まずは積について.$f : C \rightarrow A$と$g : C \rightarrow B$が与えられたとき,$\langle f , g \rangle : C \rightarrow A \times B$を定められます(もし,その圏に積が存在するなら).これは右随伴射です.「$\langle f , g \rangle$は『$f$と$g$の対射』と呼びます〔pronounced 'pair $f$ and $g$'〕」(R.Bird, Algebra of Programming).pairはpairingと書くこともあり,おそらく日本語訳はないのではないでしょうか.適当に調べると,ペアリングとそのまま書いているものをいくつか見つけます(キマイラ日記など).pairingもpariも日本語では「対」と訳すことが多いので,ここでは適当に「対射」と訳しましょう.

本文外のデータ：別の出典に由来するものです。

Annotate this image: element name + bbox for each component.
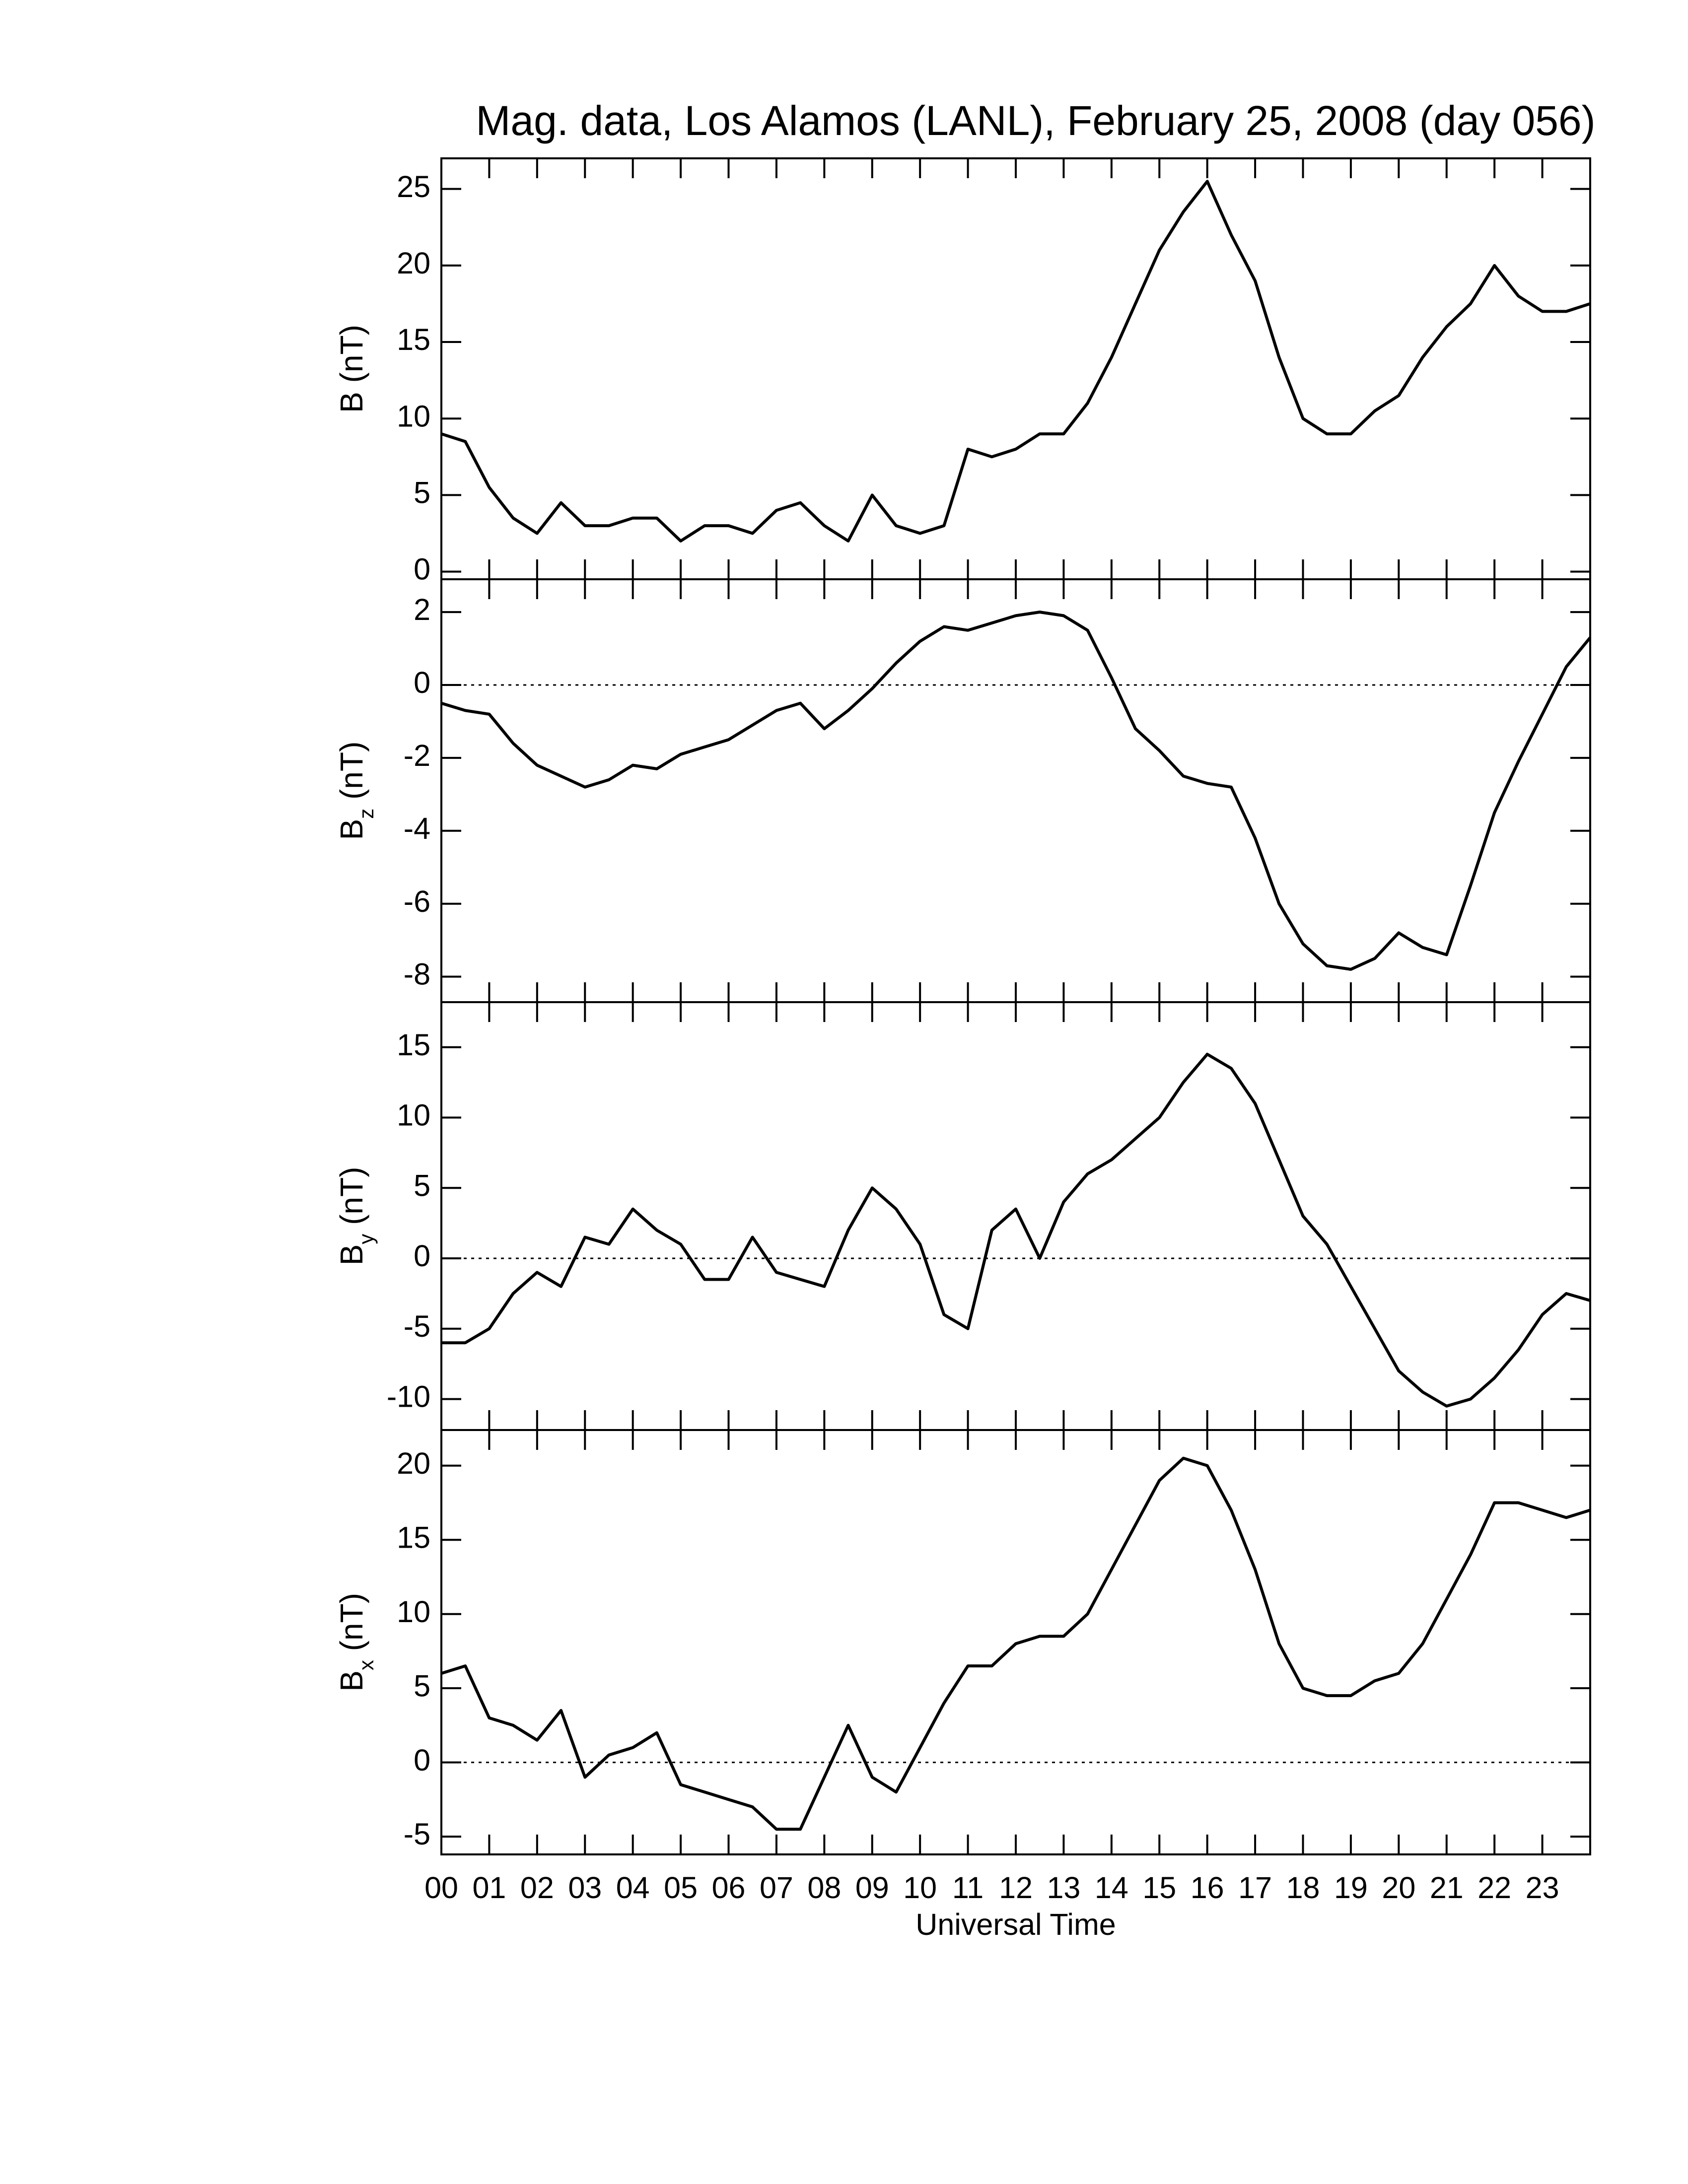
y-tick-label: 20: [397, 1446, 430, 1480]
x-tick-label: 23: [1526, 1871, 1559, 1905]
chart-title: Mag. data, Los Alamos (LANL), February 2…: [476, 97, 1595, 144]
plot-frame: [440, 157, 1591, 580]
x-tick-label: 21: [1430, 1871, 1464, 1905]
y-axis-label-part: (nT): [334, 1167, 369, 1234]
y-axis-label-part: y: [354, 1234, 378, 1244]
y-axis-label: B (nT): [334, 325, 369, 413]
plot-frame: [440, 578, 1591, 1003]
y-tick-label: -5: [404, 1817, 430, 1851]
x-tick-label: 12: [999, 1871, 1033, 1905]
x-tick-label: 16: [1191, 1871, 1224, 1905]
data-line: [441, 1456, 1591, 1831]
y-axis-label-part: B (nT): [334, 325, 369, 413]
x-tick-label: 13: [1047, 1871, 1080, 1905]
y-axis-label-part: x: [354, 1660, 378, 1670]
y-axis-label-part: (nT): [334, 1593, 369, 1660]
y-tick-label: 20: [397, 246, 430, 280]
x-tick-label: 14: [1095, 1871, 1128, 1905]
x-tick-label: 04: [616, 1871, 650, 1905]
y-tick-label: 0: [414, 666, 430, 699]
y-tick-label: 10: [397, 1098, 430, 1132]
x-tick-label: 07: [760, 1871, 793, 1905]
plot-frame: [440, 1429, 1591, 1855]
x-tick-label: 03: [568, 1871, 602, 1905]
x-tick-label: 06: [712, 1871, 746, 1905]
y-axis-label-part: B: [334, 1670, 369, 1692]
x-tick-label: 22: [1477, 1871, 1511, 1905]
y-tick-label: -8: [404, 957, 430, 991]
x-tick-label: 01: [472, 1871, 506, 1905]
x-tick-label: 17: [1238, 1871, 1272, 1905]
y-tick-label: 0: [414, 1743, 430, 1777]
data-line: [441, 180, 1591, 543]
y-tick-label: 15: [397, 1028, 430, 1062]
data-line: [441, 1052, 1591, 1408]
y-tick-label: 5: [414, 1669, 430, 1703]
y-tick-label: -5: [404, 1309, 430, 1343]
y-tick-label: 2: [414, 593, 430, 626]
x-tick-label: 05: [664, 1871, 698, 1905]
y-tick-label: -4: [404, 812, 430, 845]
x-tick-label: 08: [807, 1871, 841, 1905]
y-axis-label: Bz (nT): [334, 742, 378, 840]
y-axis-label-part: B: [334, 819, 369, 840]
x-tick-label: 15: [1142, 1871, 1176, 1905]
y-axis-label: By (nT): [334, 1167, 378, 1266]
y-tick-label: 10: [397, 1595, 430, 1629]
x-tick-label: 00: [424, 1871, 458, 1905]
y-tick-label: 15: [397, 323, 430, 356]
y-axis-label-part: z: [354, 809, 378, 819]
plot-frame: [440, 1001, 1591, 1431]
x-tick-label: 19: [1334, 1871, 1368, 1905]
y-tick-label: -2: [404, 739, 430, 772]
y-tick-label: 15: [397, 1520, 430, 1554]
x-tick-label: 10: [903, 1871, 937, 1905]
y-tick-label: 10: [397, 399, 430, 433]
y-tick-label: 0: [414, 552, 430, 586]
y-tick-label: 0: [414, 1239, 430, 1273]
y-axis-label: Bx (nT): [334, 1593, 378, 1692]
y-tick-label: -10: [387, 1380, 430, 1414]
y-tick-label: 5: [414, 476, 430, 510]
x-tick-label: 18: [1286, 1871, 1320, 1905]
x-axis-label: Universal Time: [915, 1908, 1116, 1941]
x-tick-label: 09: [855, 1871, 889, 1905]
x-tick-label: 20: [1382, 1871, 1415, 1905]
y-tick-label: -6: [404, 885, 430, 918]
y-axis-label-part: (nT): [334, 742, 369, 809]
data-line: [441, 611, 1592, 971]
y-tick-label: 25: [397, 170, 430, 204]
x-tick-label: 02: [520, 1871, 554, 1905]
x-tick-label: 11: [952, 1871, 984, 1905]
y-tick-label: 5: [414, 1168, 430, 1202]
y-axis-label-part: B: [334, 1244, 369, 1266]
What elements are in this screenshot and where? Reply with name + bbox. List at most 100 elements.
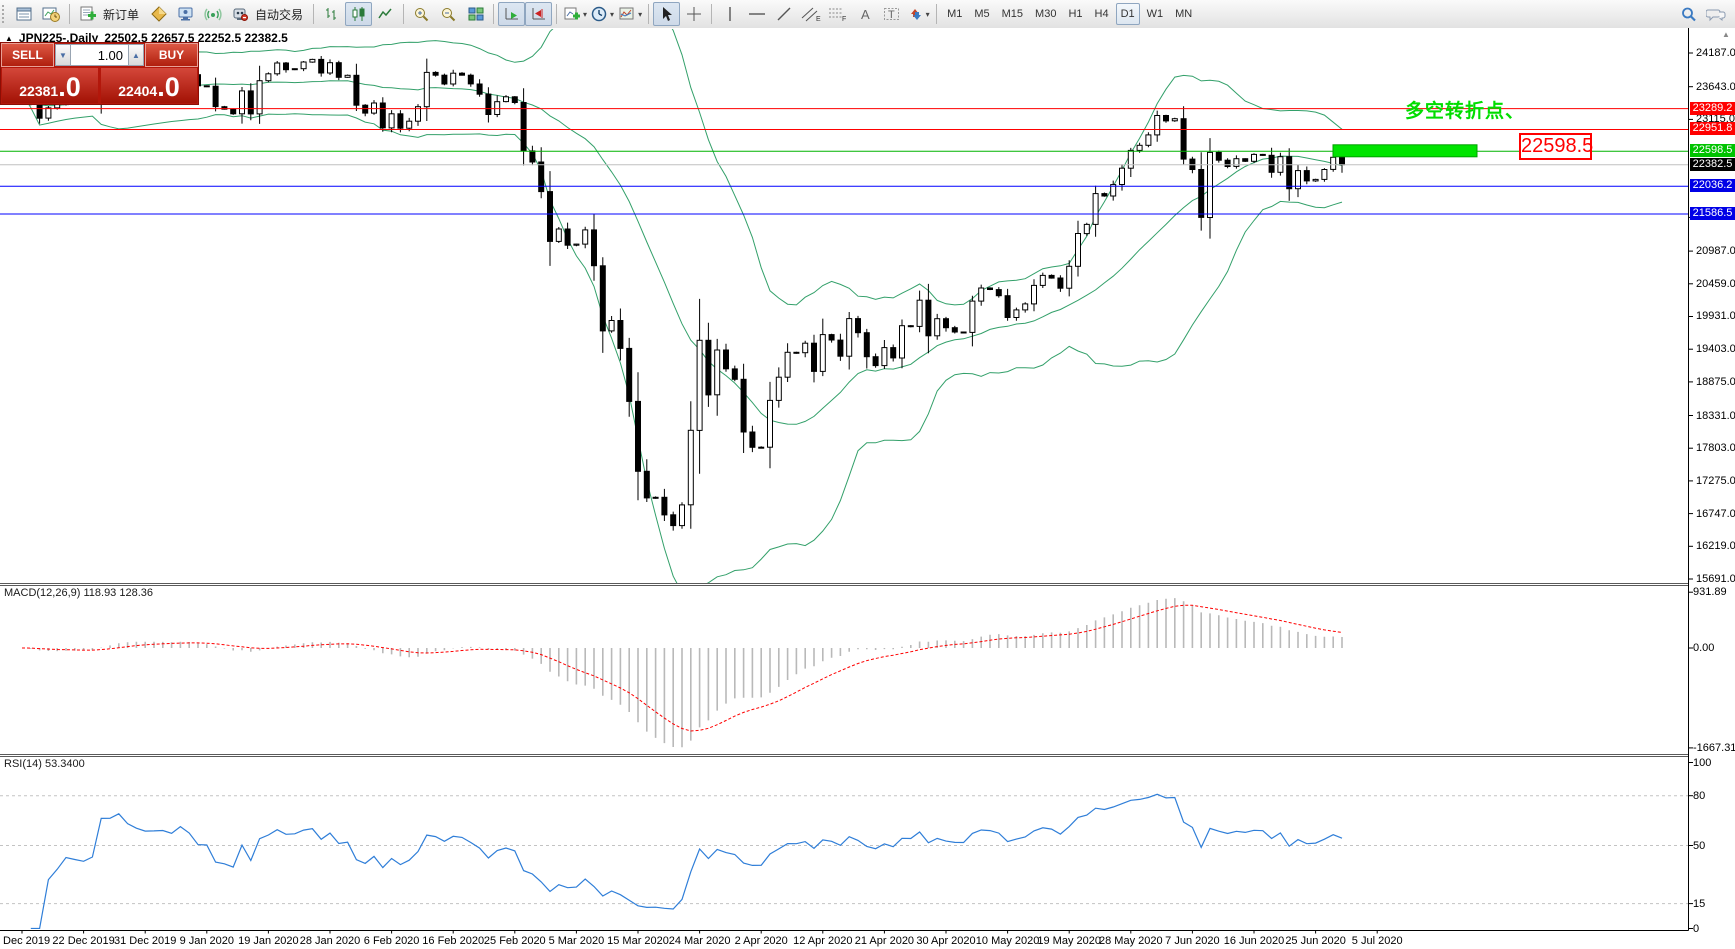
date-label: 2 Apr 2020 xyxy=(734,934,788,947)
svg-text:E: E xyxy=(816,16,821,22)
date-label: 6 Feb 2020 xyxy=(363,934,420,947)
styles-bucket-icon[interactable] xyxy=(145,2,172,26)
timeframe-m1[interactable]: M1 xyxy=(947,8,963,20)
auto-trading-icon[interactable] xyxy=(226,2,253,26)
date-label: 19 Jan 2020 xyxy=(238,934,299,947)
buy-button[interactable]: BUY xyxy=(145,43,198,67)
signals-icon[interactable] xyxy=(199,2,226,26)
timeframe-m5[interactable]: M5 xyxy=(974,8,990,20)
crosshair-icon[interactable] xyxy=(680,2,707,26)
annotation-text[interactable]: 多空转折点、 xyxy=(1405,101,1526,122)
trendline-icon[interactable] xyxy=(770,2,797,26)
timeframe-w1[interactable]: W1 xyxy=(1146,8,1164,20)
date-label: 7 Jun 2020 xyxy=(1165,934,1220,947)
buy-price-box[interactable]: 22404 .0 xyxy=(101,68,197,103)
zoom-in-icon[interactable] xyxy=(408,2,435,26)
price-tick-label: 18331.0 xyxy=(1696,409,1735,422)
annotation-price-box[interactable]: 22598.5 xyxy=(1519,133,1593,160)
new-order-icon[interactable] xyxy=(74,2,101,26)
line-chart-icon[interactable] xyxy=(372,2,399,26)
timeframe-d1[interactable]: D1 xyxy=(1115,3,1140,25)
toolbar-separator xyxy=(556,4,558,24)
auto-scroll-icon[interactable] xyxy=(498,2,526,26)
sell-button[interactable]: SELL xyxy=(1,43,54,67)
date-label: 16 Feb 2020 xyxy=(422,934,485,947)
macd-label: MACD(12,26,9) 118.93 128.36 xyxy=(4,587,153,599)
candlestick-chart-icon[interactable] xyxy=(345,2,373,26)
date-label: 5 Jul 2020 xyxy=(1351,934,1403,947)
date-label: 21 Apr 2020 xyxy=(854,934,915,947)
date-label: 25 Jun 2020 xyxy=(1285,934,1346,947)
one-click-trading-panel: SELL ▼ 1.00 ▲ BUY 22381 .0 22404 .0 xyxy=(0,42,199,105)
date-label: 24 Mar 2020 xyxy=(668,934,731,947)
date-label: 19 May 2020 xyxy=(1037,934,1101,947)
volume-input[interactable]: 1.00 xyxy=(71,44,128,66)
date-label: 9 Jan 2020 xyxy=(179,934,235,947)
new-order-label[interactable]: 新订单 xyxy=(103,7,140,22)
buy-price-dec: .0 xyxy=(157,72,180,102)
rsi-axis-label: 50 xyxy=(1693,839,1706,852)
timeframe-m15[interactable]: M15 xyxy=(1001,8,1024,20)
tile-windows-icon[interactable] xyxy=(462,2,489,26)
fibonacci-icon[interactable]: F xyxy=(824,2,851,26)
templates-icon[interactable]: ▾ xyxy=(616,2,644,26)
text-icon[interactable]: A xyxy=(851,2,878,26)
chevron-down-icon: ▾ xyxy=(638,9,643,19)
timeframe-h1[interactable]: H1 xyxy=(1068,8,1083,20)
volume-decrease-button[interactable]: ▼ xyxy=(55,44,71,66)
timeframe-mn[interactable]: MN xyxy=(1175,8,1193,20)
chat-icon[interactable] xyxy=(1702,2,1729,26)
price-tick-label: 20459.0 xyxy=(1696,277,1735,290)
market-watch-icon[interactable] xyxy=(11,2,38,26)
collapse-arrow-icon[interactable]: ▲ xyxy=(5,33,13,43)
price-tick-label: 23643.0 xyxy=(1696,80,1735,93)
date-label: 30 Apr 2020 xyxy=(916,934,976,947)
toolbar: 新订单 自动交易 xyxy=(0,0,1735,29)
date-label: 12 Apr 2020 xyxy=(793,934,853,947)
bar-chart-icon[interactable] xyxy=(318,2,345,26)
date-label: 28 Jan 2020 xyxy=(299,934,361,947)
chart-shift-icon[interactable] xyxy=(525,2,553,26)
rsi-axis-label: 15 xyxy=(1693,897,1706,910)
auto-trading-label[interactable]: 自动交易 xyxy=(255,7,304,22)
toolbar-separator xyxy=(69,4,70,24)
date-label: 10 May 2020 xyxy=(975,934,1040,947)
volume-increase-button[interactable]: ▲ xyxy=(128,44,144,66)
sell-price-int: 22381 xyxy=(19,83,59,99)
toolbar-separator xyxy=(403,4,405,24)
periods-icon[interactable]: ▾ xyxy=(589,2,616,26)
algo-monitor-icon[interactable] xyxy=(172,2,199,26)
date-label: 5 Mar 2020 xyxy=(548,934,605,947)
strategy-tester-icon[interactable] xyxy=(38,2,65,26)
cursor-icon[interactable] xyxy=(653,2,681,26)
timeframe-h4[interactable]: H4 xyxy=(1094,8,1109,20)
timeframe-m30[interactable]: M30 xyxy=(1035,8,1057,20)
sell-price-box[interactable]: 22381 .0 xyxy=(2,68,98,103)
ohlc-values: 22502.5 22657.5 22252.5 22382.5 xyxy=(104,31,288,45)
arrows-icon[interactable]: ▾ xyxy=(905,2,932,26)
vertical-line-icon[interactable] xyxy=(716,2,743,26)
price-tick-label: 17803.0 xyxy=(1696,442,1735,455)
equidistant-channel-icon[interactable]: E xyxy=(797,2,824,26)
chevron-down-icon: ▾ xyxy=(583,9,588,19)
toolbar-separator xyxy=(711,4,713,24)
indicators-icon[interactable]: ▾ xyxy=(561,2,589,26)
toolbar-separator xyxy=(313,4,315,24)
toolbar-right-group xyxy=(1675,2,1729,26)
horizontal-line-icon[interactable] xyxy=(743,2,770,26)
chart-title: ▲ JPN225-,Daily 22502.5 22657.5 22252.5 … xyxy=(5,31,288,45)
symbol-period-label: JPN225-,Daily xyxy=(18,31,99,45)
date-label: 25 Feb 2020 xyxy=(483,934,546,947)
chart-canvas[interactable] xyxy=(0,28,1735,949)
zoom-out-icon[interactable] xyxy=(435,2,462,26)
toolbar-separator xyxy=(493,4,495,24)
chevron-down-icon: ▾ xyxy=(610,9,615,19)
svg-text:F: F xyxy=(842,16,846,22)
search-icon[interactable] xyxy=(1675,2,1702,26)
macd-axis-label: 0.00 xyxy=(1693,642,1715,654)
date-label: 15 Mar 2020 xyxy=(607,934,669,947)
scroll-up-icon[interactable]: ▲ xyxy=(1722,30,1730,39)
text-label-icon[interactable]: T xyxy=(878,2,905,26)
svg-text:T: T xyxy=(888,9,895,21)
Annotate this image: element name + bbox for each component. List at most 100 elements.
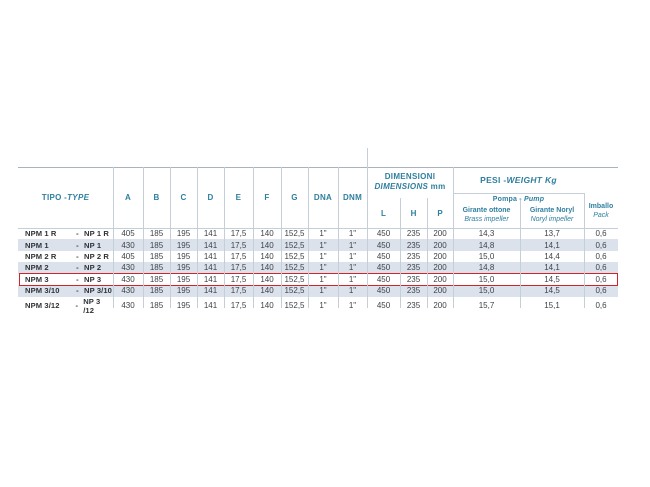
value-cell: 17,5 bbox=[230, 301, 247, 311]
value-cell: 141 bbox=[203, 301, 218, 311]
value-cell: 14,5 bbox=[544, 286, 560, 296]
type-right: NP 3 bbox=[84, 274, 102, 284]
type-dash: - bbox=[76, 286, 79, 296]
value-cell: 1" bbox=[319, 301, 327, 311]
col-header-b: B bbox=[153, 193, 160, 202]
value-cell: 200 bbox=[433, 301, 447, 311]
value-cell: 195 bbox=[176, 240, 191, 250]
col-rule-g-dna bbox=[308, 167, 309, 308]
dimensions-group-left-rule bbox=[367, 148, 368, 308]
type-dash: - bbox=[76, 274, 79, 284]
value-cell: 15,1 bbox=[544, 301, 560, 311]
value-cell: 141 bbox=[203, 263, 218, 273]
value-cell: 1" bbox=[348, 274, 357, 284]
dimensions-group-header: DIMENSIONI DIMENSIONS mm bbox=[367, 167, 453, 228]
table-row: NPM 1 - NP 1 430 185 195 141 17,5 140 152,5 1" 1" 45… bbox=[18, 239, 618, 251]
value-cell: 1" bbox=[319, 274, 327, 284]
weight-group-left-rule bbox=[453, 167, 454, 308]
value-cell: 15,0 bbox=[478, 252, 495, 262]
value-cell: 17,5 bbox=[230, 274, 247, 284]
value-cell: 152,5 bbox=[284, 301, 305, 311]
brass-impeller-line2: Brass impeller bbox=[464, 215, 509, 223]
value-cell: 0,6 bbox=[595, 263, 607, 273]
pack-header-line2: Pack bbox=[593, 211, 609, 219]
col-rule-f-g bbox=[281, 167, 282, 308]
value-cell: 152,5 bbox=[284, 252, 305, 262]
col-header-e: E bbox=[235, 193, 242, 202]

次に和について.$f : A \rightarrow C$と$g : B \rightarrow C$が与えられたとき,$[f,g] : A + B \rightarrow C$が定まります(もし,和が存在するなら).これは左随伴射です.「$[f,g]$は『$f$または$g$の合射』と呼びます〔pronounced 'case f or g'〕」(同前).caseという語をこの意味で使われるのは,見かけたことがありません.copairingの方がよく使われてると思います.そのため,余ペアリングや余対と訳されたりしてます.ここでは,caseが「場合」と訳されることが多いこと,pairが対という漢字一字で訳されていることから,「合射」と訳しました.
「対射(pair)」「合射(case)」は,ここで即席で造った訳語なので,一応注意を.
おわりに
というわけで,随伴射(adjunct)を自由・忘却随伴においては「制限」「拡張」と呼び,極限随伴においては「対射」「合射」と呼ぶ,というのはどうかな,と思ってみたりしました.左右で言うのも,直感的ではないでしょう.あれは,記法においてそうだっただけで,あまり意味から正当に名づけられたようにも思えません.極限も帰納極限とか余極限とか逆極限というのも,よくわかりません.関手を$\mathrm{lim}_{\leftarrow}$とか$\mathrm{lim}_{\rightarrow}$で示したりするのも.あれも$\mathrm{sup}$と$\mathrm{inf}$でいいのではないか,と.さらに余談ですが,圏論は「矢の記法(arrow notation)」など,記法から導かれたところがあります.『圏論の基礎』でもモナドという呼び方に,いくつか歴史的な註釈があります.命名や記法の整備は,数学の発展において,それなりの影響力を持っているはずなので,この意志はそれなりに大事にしたいところ.